Selon elle, un agent aurait conduit le gamin jusqu’à la porte de la maison en lui ordonnant de frapper et de demander à entrer, une manœuvre sournoise pour vérifier si quelqu’un d’autre se trouvait à l’intérieur, sachant que l’ICE ne peut théoriquement pas entrer sans mandat. Heureusement, ou malheureusement selon le point de vue, le père avait eu le temps de crier à la mère, restée à l’intérieur, de ne surtout pas ouvrir. Mary Granlund, présidente du conseil scolaire et témoin de la scène, affirme même avoir entendu un adulte supplier les agents de laisser l’enfant, et avoir proposé de s’en occuper elle-même. En vain.
Mais changeons de perspective un instant. Du côté de l’administration fédérale et du département de la Sécurité intérieure, le son de cloche est tout autre. Sur X, ils martèlent que l’enfant n’a pas été ciblé, mais qu’il a été « ABANDONNÉ » par son père.
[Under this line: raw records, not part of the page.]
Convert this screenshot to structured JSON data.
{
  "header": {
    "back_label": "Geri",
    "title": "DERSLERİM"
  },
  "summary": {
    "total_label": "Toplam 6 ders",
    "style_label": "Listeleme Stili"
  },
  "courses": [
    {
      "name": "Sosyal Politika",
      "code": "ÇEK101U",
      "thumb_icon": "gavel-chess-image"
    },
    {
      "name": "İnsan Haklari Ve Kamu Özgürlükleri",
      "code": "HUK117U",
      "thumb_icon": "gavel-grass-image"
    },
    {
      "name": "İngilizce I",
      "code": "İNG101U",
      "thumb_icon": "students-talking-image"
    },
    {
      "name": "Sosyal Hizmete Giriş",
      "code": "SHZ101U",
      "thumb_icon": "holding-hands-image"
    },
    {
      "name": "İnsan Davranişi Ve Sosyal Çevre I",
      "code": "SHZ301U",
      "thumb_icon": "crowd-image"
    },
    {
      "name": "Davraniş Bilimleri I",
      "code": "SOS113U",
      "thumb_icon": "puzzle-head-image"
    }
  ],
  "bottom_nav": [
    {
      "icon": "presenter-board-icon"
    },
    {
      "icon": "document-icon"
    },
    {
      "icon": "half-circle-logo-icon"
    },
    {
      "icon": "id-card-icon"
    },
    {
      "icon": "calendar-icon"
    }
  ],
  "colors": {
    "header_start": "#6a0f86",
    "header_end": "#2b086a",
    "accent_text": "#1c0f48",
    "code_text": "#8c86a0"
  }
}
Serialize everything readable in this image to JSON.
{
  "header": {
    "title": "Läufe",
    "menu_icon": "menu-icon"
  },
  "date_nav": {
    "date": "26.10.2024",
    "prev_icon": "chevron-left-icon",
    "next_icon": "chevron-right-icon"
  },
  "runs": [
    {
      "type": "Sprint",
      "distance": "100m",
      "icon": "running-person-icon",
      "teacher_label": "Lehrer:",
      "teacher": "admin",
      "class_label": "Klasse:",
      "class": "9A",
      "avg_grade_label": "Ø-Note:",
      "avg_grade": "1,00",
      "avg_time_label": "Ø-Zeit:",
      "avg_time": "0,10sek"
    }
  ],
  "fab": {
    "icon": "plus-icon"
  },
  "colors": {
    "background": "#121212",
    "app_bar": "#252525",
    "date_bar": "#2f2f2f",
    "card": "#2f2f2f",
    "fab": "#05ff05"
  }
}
Selon la version officielle du département de Kristi Noem, Adrian Alexander Conejo Arias — décrit comme un migrant illégal d’Équateur libéré sous l’administration Biden — aurait pris la fuite à pied en voyant les agents, laissant son fils derrière lui. Toujours selon eux, la mère aurait refusé de récupérer l’enfant malgré plusieurs tentatives des agents qui lui garantissaient qu’elle ne serait pas arrêtée. Face à ce double refus supposé, les agents disent avoir respecté la volonté du père de garder le petit avec lui, assurant que leur priorité restait « la sécurité et le bien-être de l’enfant ».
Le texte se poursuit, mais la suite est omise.